E’ morto dopo ore di agonia il 19enne egiziano ferito gravemente martedì durante una maxi-rissa davanti alla stazione Lido a Ostia. A scatenare le violenze sarebbero stati gli apprezzamenti rivolti dalla vittima a una 15enne.

Negli scontri il giovane era stato colpito all’addome con un cacciavite dal padre della ragazza, un 38enne con precedenti per droga, rapine ed estorsioni gregario del clan Spada, che ora dovrà rispondere di omicidio. Insieme a lui sono state arrestate altre persone coinvolte nella maxi-rissa, tra cui il fidanzato ecudoriano 36enne della 15enne e un amico romano del padre.
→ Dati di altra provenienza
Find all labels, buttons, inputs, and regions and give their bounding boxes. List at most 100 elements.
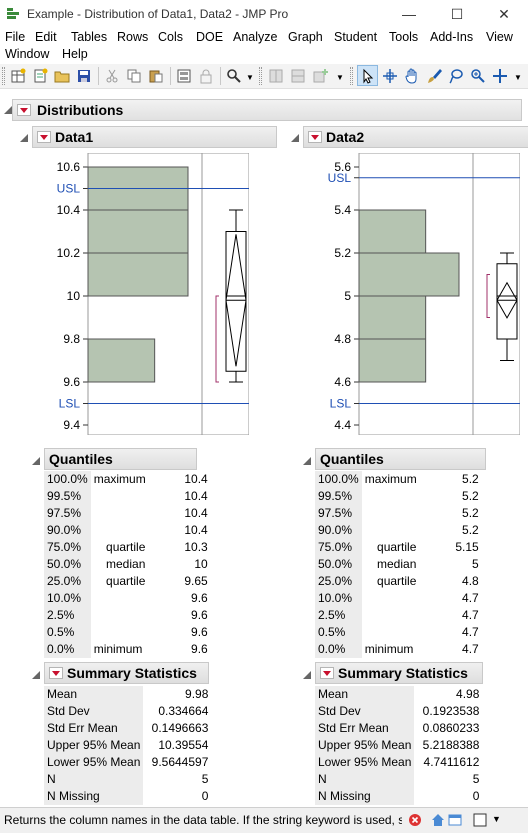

E’ stato il 38enne, informato dalla figlia, a organizzare la spedizione punitiva contro i due egiziani di 19 e 21 anni, che avevano espresso pesanti apprezzamenti nei confronti della giovane. L’uomo è figlio di un altro pregiudicato che fa parte della manovalanza del clan Spada, della cosiddetta “batteria delle rapine”. Coinvolti nella rissa altri due nordafricani, intervenuti per difendere i due amici: anche loro sono stati arrestati.